Review: Two Boys

Two Boys 2

Nico Muhly’s music for his opera Two Boys is often shimmeringly beautiful, and the opera’s themes are intriguing. Unfortunately, those themes are given only a surface treatment – as a piece of music Two Boys is very satisfying, but as drama very unsatisfying.

The opera takes its plot from the real-life story of the stabbing of one teenage boy by another in Manchester, England in 2001, which turned out to be the result of a tangled web of online intrigue. A very provocative premise, but librettist Craig Lucas does precious little with it. One of the boys is gay, the other deeply confused; to me it would seem that investigating their psyches would be where you would find the real meat for a piece like this.

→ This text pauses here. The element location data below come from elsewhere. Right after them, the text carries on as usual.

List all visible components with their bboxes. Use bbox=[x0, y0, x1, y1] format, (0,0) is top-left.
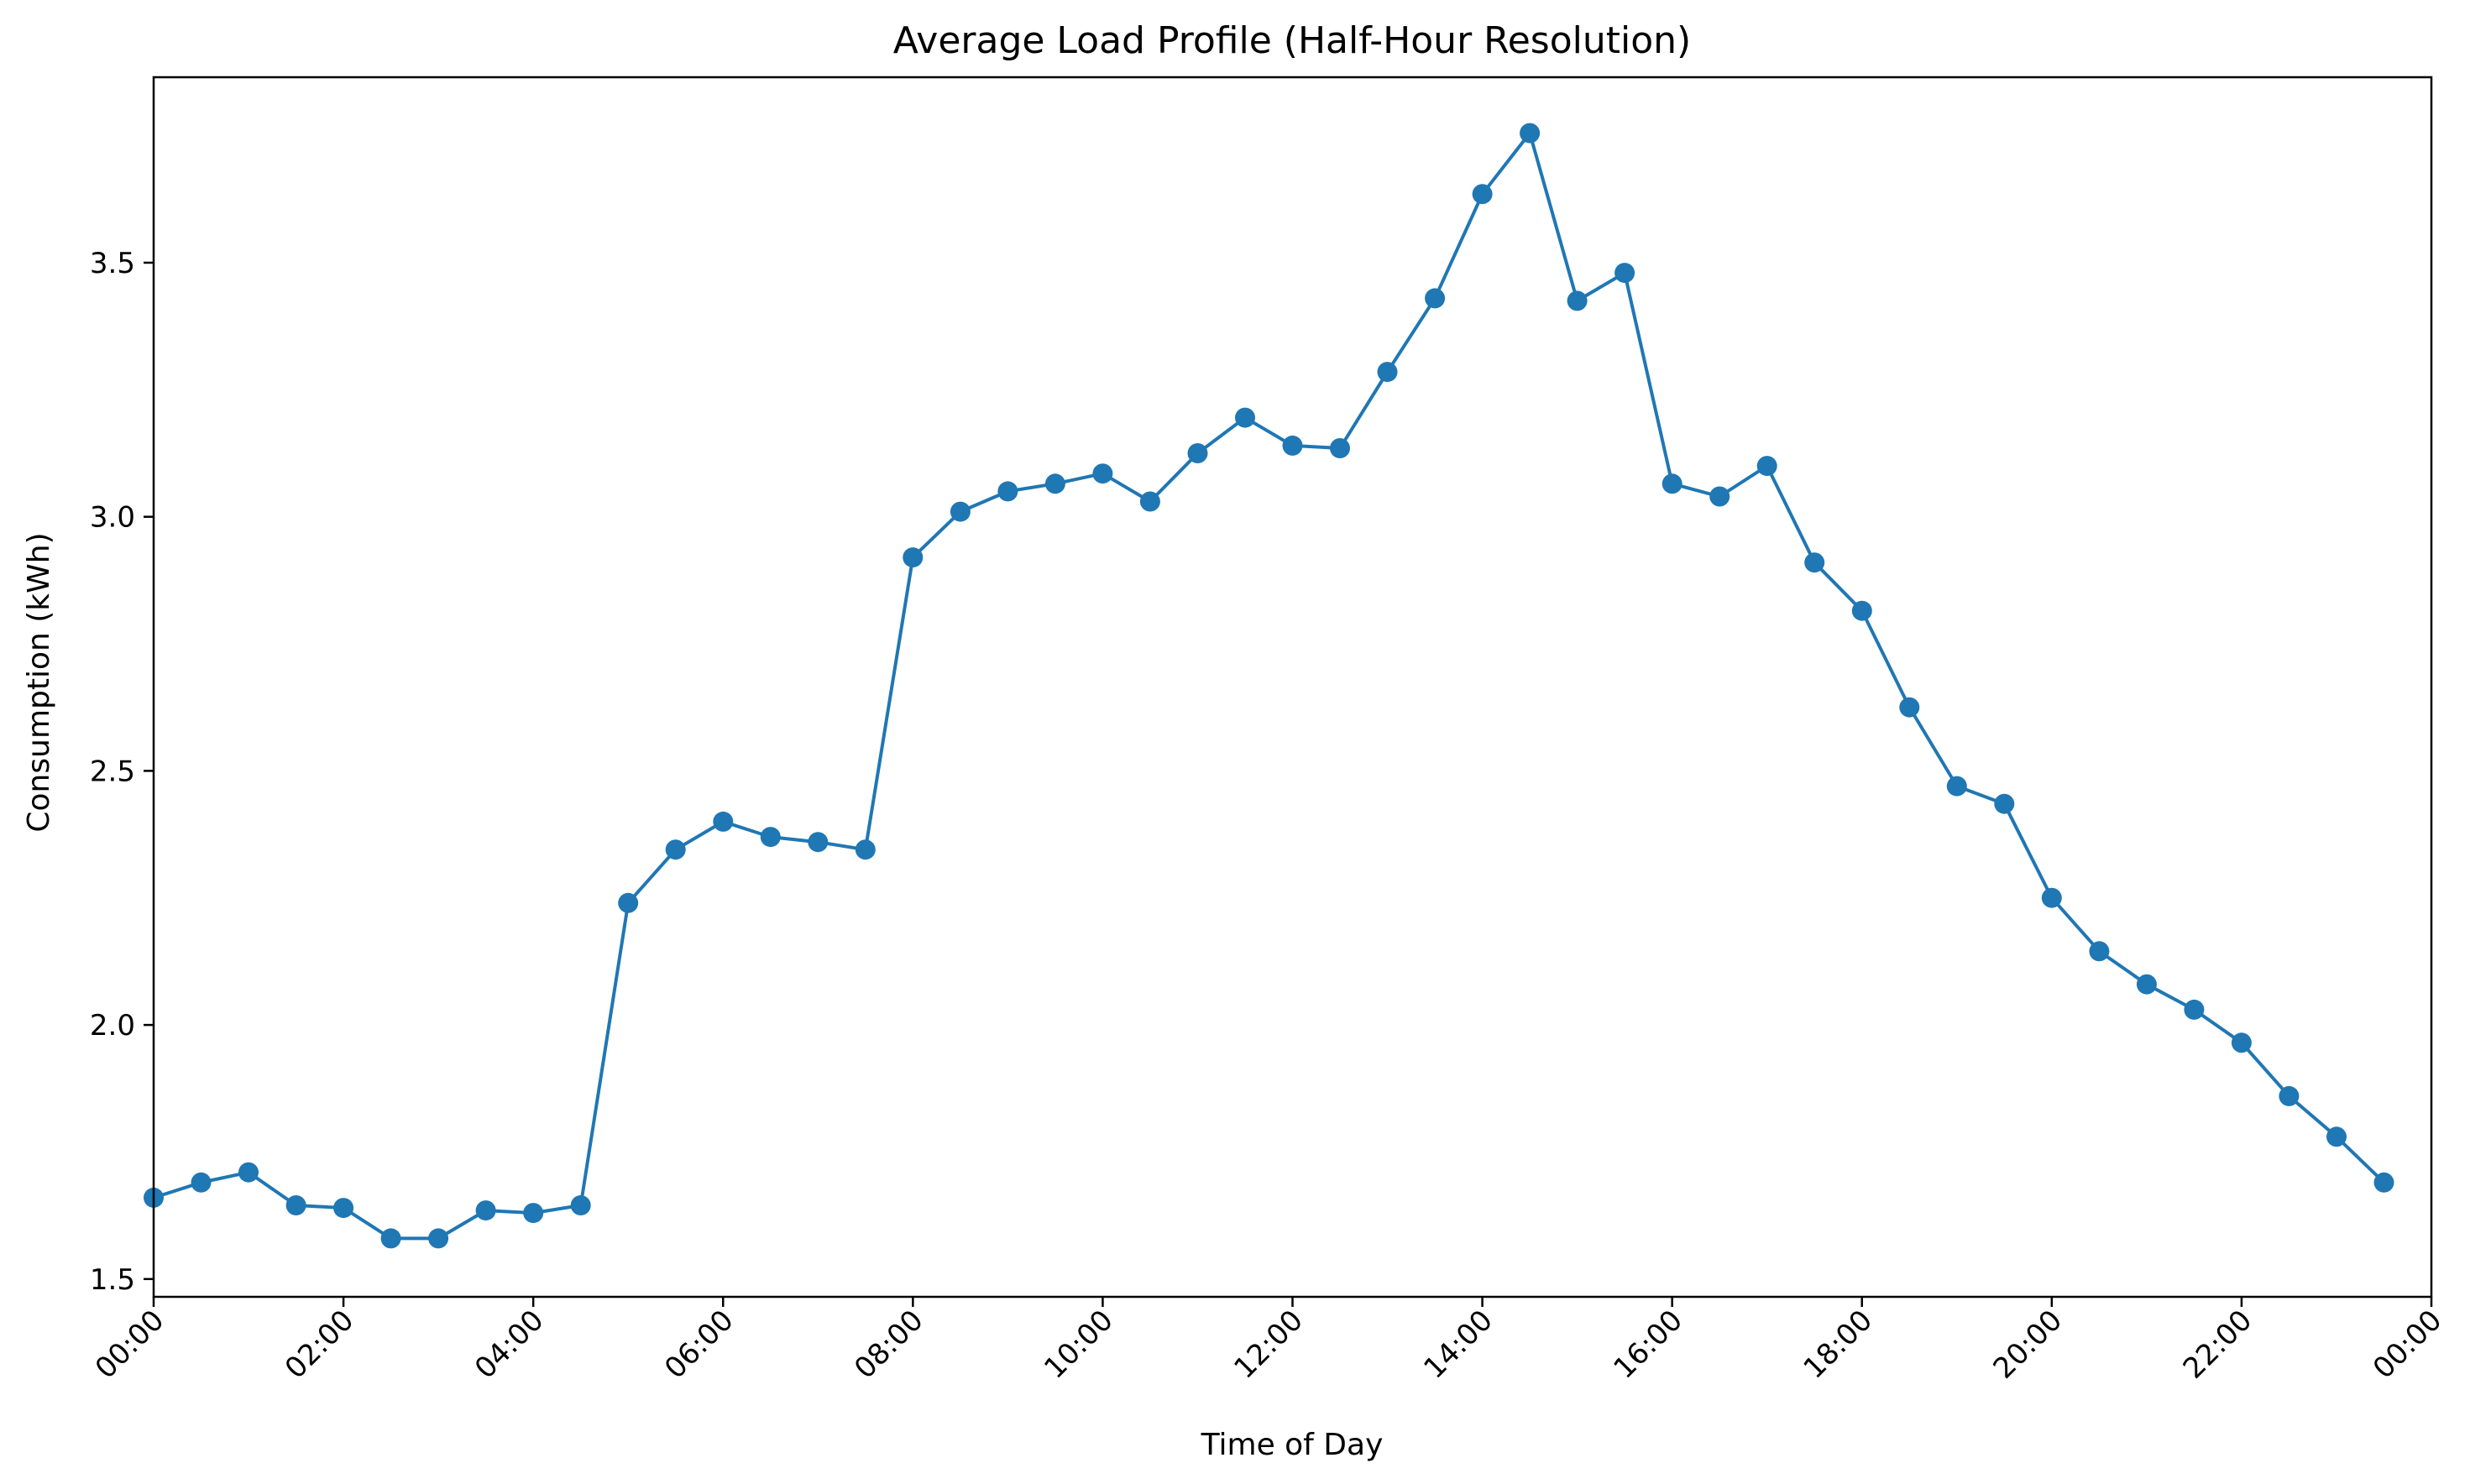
data-point-1800 bbox=[1851, 600, 1872, 621]
data-point-2100 bbox=[2136, 974, 2157, 995]
data-point-1700 bbox=[1756, 456, 1777, 477]
data-point-0330 bbox=[475, 1200, 496, 1221]
data-point-1730 bbox=[1804, 552, 1825, 573]
data-point-0530 bbox=[665, 839, 686, 860]
data-point-0130 bbox=[285, 1195, 306, 1215]
y-tick-label: 3.5 bbox=[90, 247, 135, 280]
data-point-0300 bbox=[428, 1228, 449, 1249]
data-point-0230 bbox=[380, 1228, 401, 1249]
data-point-1430 bbox=[1520, 123, 1541, 144]
data-point-2200 bbox=[2231, 1032, 2252, 1053]
data-point-2330 bbox=[2373, 1172, 2394, 1193]
data-point-0800 bbox=[903, 547, 924, 568]
y-tick-label: 1.5 bbox=[90, 1263, 135, 1297]
plot-area-frame bbox=[152, 76, 2433, 1298]
data-point-2300 bbox=[2326, 1126, 2347, 1147]
data-point-1900 bbox=[1946, 776, 1967, 797]
data-point-1330 bbox=[1425, 288, 1446, 309]
y-tick-label: 2.0 bbox=[90, 1009, 135, 1042]
chart-title: Average Load Profile (Half-Hour Resoluti… bbox=[893, 19, 1691, 62]
data-point-1400 bbox=[1472, 184, 1493, 205]
data-point-1500 bbox=[1567, 290, 1588, 311]
data-point-0400 bbox=[523, 1203, 544, 1224]
data-point-0430 bbox=[570, 1195, 591, 1215]
data-point-2130 bbox=[2184, 999, 2205, 1020]
data-point-1830 bbox=[1899, 697, 1920, 718]
y-axis-ticks: 1.5 2.0 2.5 3.0 3.5 bbox=[90, 247, 154, 1297]
data-point-0830 bbox=[950, 501, 971, 522]
data-point-0930 bbox=[1044, 473, 1065, 494]
data-point-2230 bbox=[2279, 1085, 2300, 1106]
y-axis-label: Consumption (kWh) bbox=[22, 532, 56, 832]
data-point-0100 bbox=[238, 1162, 259, 1183]
data-point-1200 bbox=[1282, 435, 1303, 456]
data-point-1100 bbox=[1187, 443, 1208, 463]
x-axis-label: Time of Day bbox=[1201, 1428, 1384, 1462]
y-tick-label: 3.0 bbox=[90, 501, 135, 535]
data-point-0730 bbox=[855, 839, 876, 860]
data-point-0600 bbox=[713, 811, 734, 832]
data-point-1530 bbox=[1614, 263, 1635, 284]
data-point-1030 bbox=[1139, 491, 1160, 512]
data-point-0200 bbox=[333, 1198, 354, 1219]
data-point-0900 bbox=[997, 481, 1018, 502]
data-point-2030 bbox=[2089, 941, 2110, 962]
series-markers bbox=[144, 123, 2394, 1249]
data-point-1630 bbox=[1709, 486, 1730, 507]
y-tick-label: 2.5 bbox=[90, 755, 135, 788]
data-point-1930 bbox=[1994, 793, 2015, 814]
data-point-1230 bbox=[1330, 438, 1350, 458]
data-point-1130 bbox=[1235, 407, 1255, 428]
data-point-0500 bbox=[618, 892, 639, 913]
data-point-2000 bbox=[2041, 887, 2062, 908]
data-point-1300 bbox=[1377, 362, 1398, 383]
data-point-0630 bbox=[760, 827, 781, 848]
data-point-0030 bbox=[191, 1172, 212, 1193]
data-point-0700 bbox=[808, 832, 829, 853]
data-point-1600 bbox=[1662, 473, 1682, 494]
data-point-1000 bbox=[1092, 463, 1113, 484]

That investigation barely happens, however, we only get a handful of passages that even glance below the surface very late in the opera. Instead, we get a detective trying to piece together through two acts what anyone in the audience with any intelligence or imagination has figured out less than a half-hour into the first act. Again, the music Muhly has written for this detective – named Strawson – is quite affecting and suggests worlds of suppressed feeling that the corny words don’t even approach, and Alice Coote sings the role gorgeously. But, still…

As the older, confused boy, Brain, Paul Appleby is a revelation, telling us more with a gesture or musical inflection than Lucas does in all the words he’s written for Brian. And Andrew Pulver is absolutely heartbreaking as geeky, gay Jake – both in his waveringly pure soprano and his poetically awkward way of moving. Bartlett Sher’s direction is brisk and intelligent, Hofesh Schechter’s surreal choreography truly haunting and 59 Production’s projection design a breathtaking marvel. But, still…

To me, looking into what motivates the troubled young Jake offers the best opportunity for helping the Met’s audience understand the thousand emotional traumas facing even the most mentally strong gay youth, let alone an introverted, isolated boy like Jake. That never happens here, and that is perhaps a bigger tragedy than any portrayed in the libretto.